Fazit für die Praxis

  • Anhand von Markerprofilen lässt sich das sporadische Dickdarmkarzinom in lokoregionäre Tumoren und Tumoren mit hohem Fernmetastasierungsrisiko unterteilen.

  • Sporadische Dickdarmkarzinome mit Verlust der hMLH1-Expression bzw. mit Mikrosatelliteninstabilität (morphologischer Prototyp hierfür ist das medulläre Karzinom des Dickdarms) weisen nur ein sehr geringes Fernmetastasierungsrisiko auf.

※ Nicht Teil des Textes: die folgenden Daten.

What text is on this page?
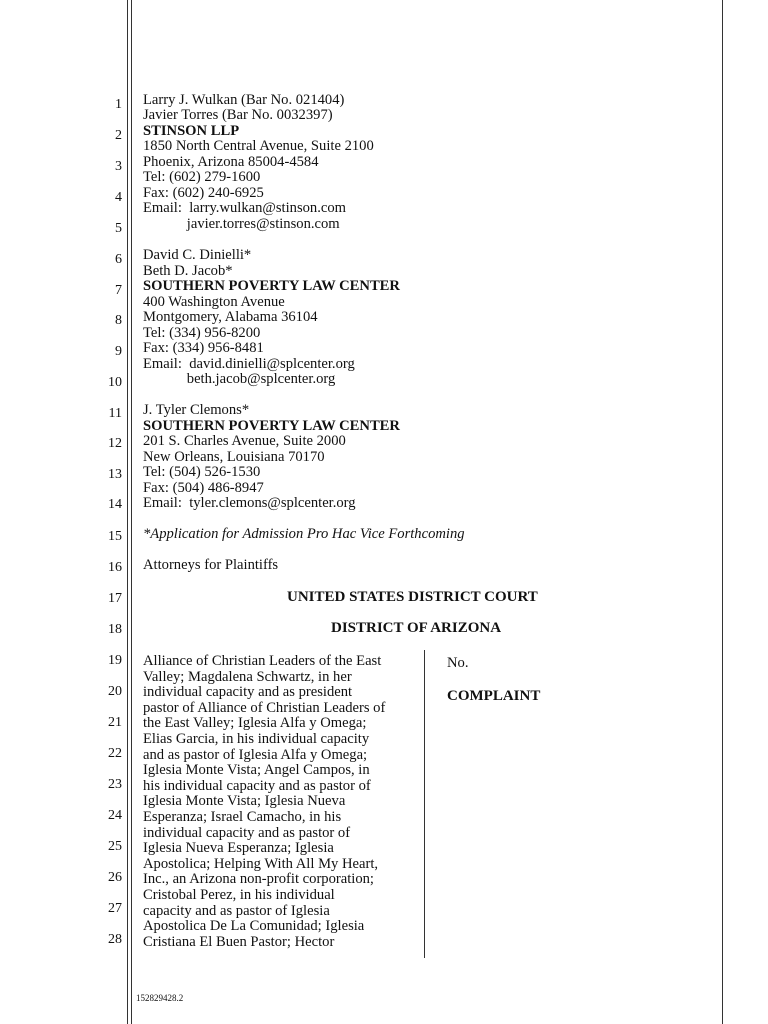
1
2
3
4
5
6
7
8
9
10
11
12
13
14
15
16
17
18
19
20
21
22
23
24
25
26
27
28
Larry J. Wulkan (Bar No. 021404)
Javier Torres (Bar No. 0032397)
STINSON LLP
1850 North Central Avenue, Suite 2100
Phoenix, Arizona 85004-4584
Tel: (602) 279-1600
Fax: (602) 240-6925
Email:  larry.wulkan@stinson.com
javier.torres@stinson.com
David C. Dinielli*
Beth D. Jacob*
SOUTHERN POVERTY LAW CENTER
400 Washington Avenue
Montgomery, Alabama 36104
Tel: (334) 956-8200
Fax: (334) 956-8481
Email:  david.dinielli@splcenter.org
beth.jacob@splcenter.org
J. Tyler Clemons*
SOUTHERN POVERTY LAW CENTER
201 S. Charles Avenue, Suite 2000
New Orleans, Louisiana 70170
Tel: (504) 526-1530
Fax: (504) 486-8947
Email:  tyler.clemons@splcenter.org
*Application for Admission Pro Hac Vice Forthcoming
Attorneys for Plaintiffs
UNITED STATES DISTRICT COURT
DISTRICT OF ARIZONA
Alliance of Christian Leaders of the East
Valley; Magdalena Schwartz, in her
individual capacity and as president
pastor of Alliance of Christian Leaders of
the East Valley; Iglesia Alfa y Omega;
Elias Garcia, in his individual capacity
and as pastor of Iglesia Alfa y Omega;
Iglesia Monte Vista; Angel Campos, in
his individual capacity and as pastor of
Iglesia Monte Vista; Iglesia Nueva
Esperanza; Israel Camacho, in his
individual capacity and as pastor of
Iglesia Nueva Esperanza; Iglesia
Apostolica; Helping With All My Heart,
Inc., an Arizona non-profit corporation;
Cristobal Perez, in his individual
capacity and as pastor of Iglesia
Apostolica De La Comunidad; Iglesia
Cristiana El Buen Pastor; Hector
No.
COMPLAINT
152829428.2
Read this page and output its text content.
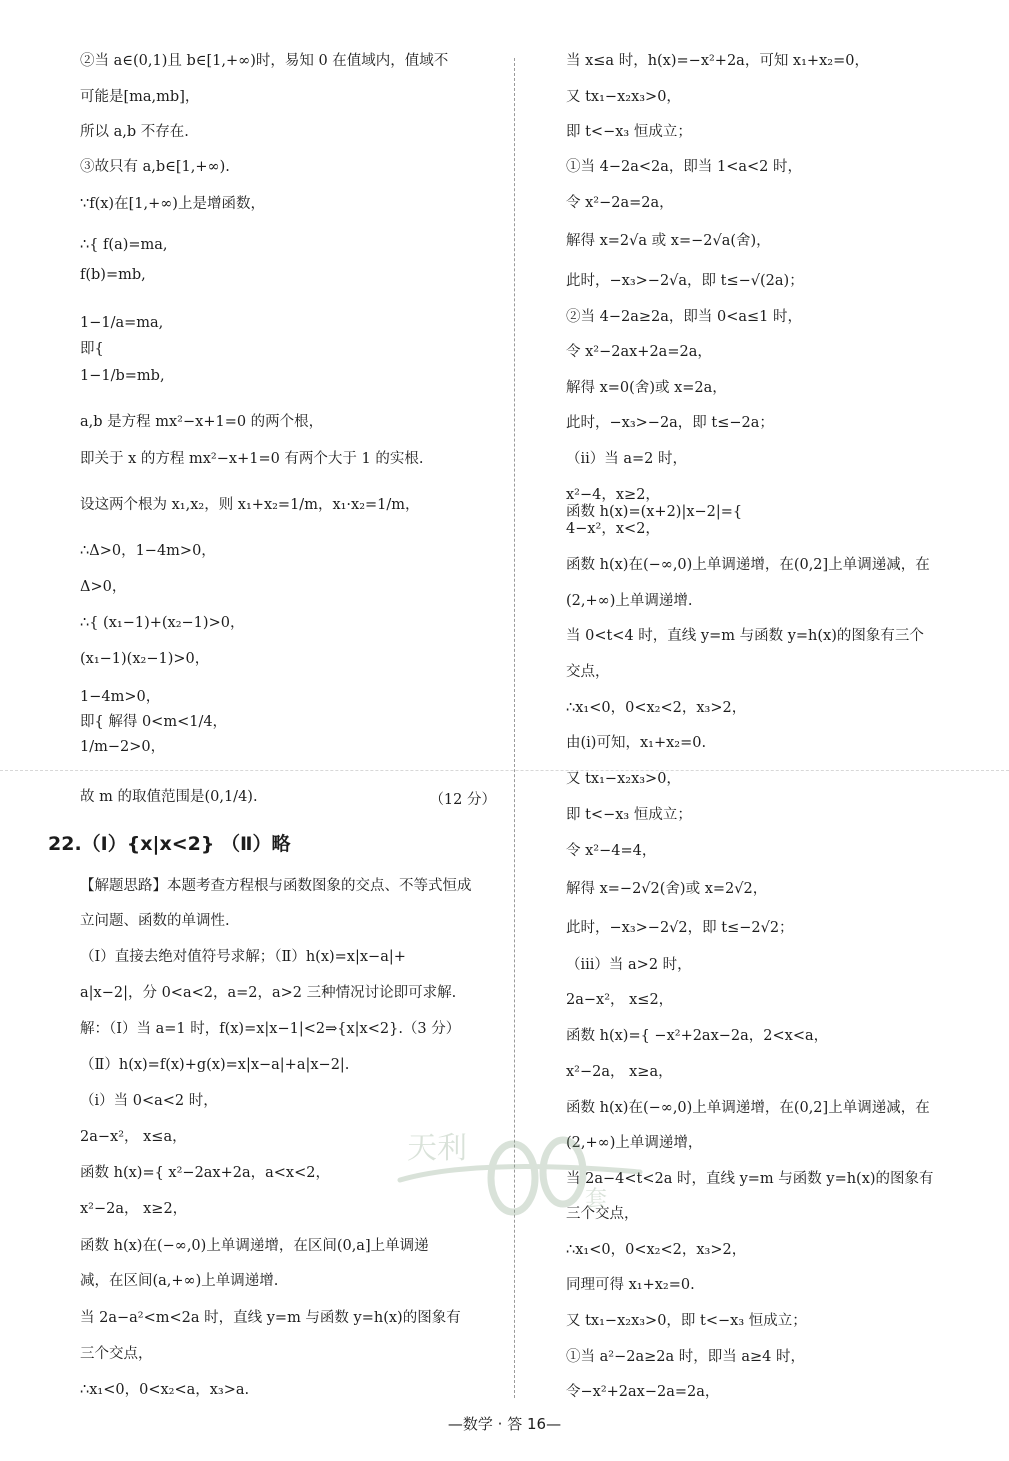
②当 a∈(0,1)且 b∈[1,+∞)时，易知 0 在值域内，值域不
可能是[ma,mb]，
所以 a,b 不存在.
③故只有 a,b∈[1,+∞).
∵f(x)在[1,+∞)上是增函数，
∴{ f(a)=ma,
f(b)=mb,
1−1/a=ma,
即{
1−1/b=mb,
a,b 是方程 mx²−x+1=0 的两个根，
即关于 x 的方程 mx²−x+1=0 有两个大于 1 的实根.
设这两个根为 x₁,x₂，则 x₁+x₂=1/m，x₁·x₂=1/m，
∴Δ>0，1−4m>0，
Δ>0，
∴{ (x₁−1)+(x₂−1)>0，
(x₁−1)(x₂−1)>0，
1−4m>0，
即{ 解得 0<m<1/4，
1/m−2>0，
故 m 的取值范围是(0,1/4).	（12 分）
22.（Ⅰ）{x|x<2} （Ⅱ）略
【解题思路】本题考查方程根与函数图象的交点、不等式恒成
立问题、函数的单调性.
（Ⅰ）直接去绝对值符号求解；（Ⅱ）h(x)=x|x−a|+
a|x−2|，分 0<a<2，a=2，a>2 三种情况讨论即可求解.
解：（Ⅰ）当 a=1 时，f(x)=x|x−1|<2⇒{x|x<2}.（3 分）
（Ⅱ）h(x)=f(x)+g(x)=x|x−a|+a|x−2|.
（ⅰ）当 0<a<2 时，
2a−x²， x≤a，
函数 h(x)={ x²−2ax+2a，a<x<2，
x²−2a， x≥2，
函数 h(x)在(−∞,0)上单调递增，在区间(0,a]上单调递
减，在区间(a,+∞)上单调递增.
当 2a−a²<m<2a 时，直线 y=m 与函数 y=h(x)的图象有
三个交点，
∴x₁<0，0<x₂<a，x₃>a.
当 x≤a 时，h(x)=−x²+2a，可知 x₁+x₂=0，
又 tx₁−x₂x₃>0，
即 t<−x₃ 恒成立；
①当 4−2a<2a，即当 1<a<2 时，
令 x²−2a=2a，
解得 x=2√a 或 x=−2√a(舍)，
此时，−x₃>−2√a，即 t≤−√(2a)；
②当 4−2a≥2a，即当 0<a≤1 时，
令 x²−2ax+2a=2a，
解得 x=0(舍)或 x=2a，
此时，−x₃>−2a，即 t≤−2a；
（ⅱ）当 a=2 时，
x²−4，x≥2，
函数 h(x)=(x+2)|x−2|={
4−x²，x<2，
函数 h(x)在(−∞,0)上单调递增，在(0,2]上单调递减，在
(2,+∞)上单调递增.
当 0<t<4 时，直线 y=m 与函数 y=h(x)的图象有三个
交点，
∴x₁<0，0<x₂<2，x₃>2，
由(ⅰ)可知，x₁+x₂=0.
又 tx₁−x₂x₃>0，
即 t<−x₃ 恒成立；
令 x²−4=4，
解得 x=−2√2(舍)或 x=2√2，
此时，−x₃>−2√2，即 t≤−2√2；
（ⅲ）当 a>2 时，
2a−x²， x≤2，
函数 h(x)={ −x²+2ax−2a，2<x<a，
x²−2a， x≥a，
函数 h(x)在(−∞,0)上单调递增，在(0,2]上单调递减，在
(2,+∞)上单调递增，
当 2a−4<t<2a 时，直线 y=m 与函数 y=h(x)的图象有
三个交点，
∴x₁<0，0<x₂<2，x₃>2，
同理可得 x₁+x₂=0.
又 tx₁−x₂x₃>0，即 t<−x₃ 恒成立；
①当 a²−2a≥2a 时，即当 a≥4 时，
令−x²+2ax−2a=2a，
天利
套
—数学 · 答 16—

  • In der aktuellen WHO-Klassifikation werden Sonderformen des Dickdarmkarzinoms (muzinös, siegelringzellig, serratiert, kribriform-komedoartig und solid-undifferenziert) anhand ihres Mikrosatellitenstatus bereits molekular in Low-risk- und High-risk-Karzinome graduiert. In der täglichen Routine kann an die Stelle der molekularpathologischen Mikrosatellitenanalyse eine Immunhistochmie für hMLH1 und hMSH2 zum Nachweis eines Mismatch-Reparatur-Gen-Defekts treten.

  • Eine BRAF-Mutation bzw. der CIMP-Status korrelieren nur vor dem Hintergrund einer Mikrosatelliteninstabilität mit einer guten Prognose. Bei mikrosatellitenstabilen Karzinomen korrelieren BRAF-Mutationen sogar mit einem äußerst schlechten Krankheitsverlauf.

  • Dickdarmkarzinome mit einem hohen Fernmetastasierungsrisiko können durch eine starke Expression von nukleärem β-Catenin und dem Stammzellmarker CD133 charakterisiert werden.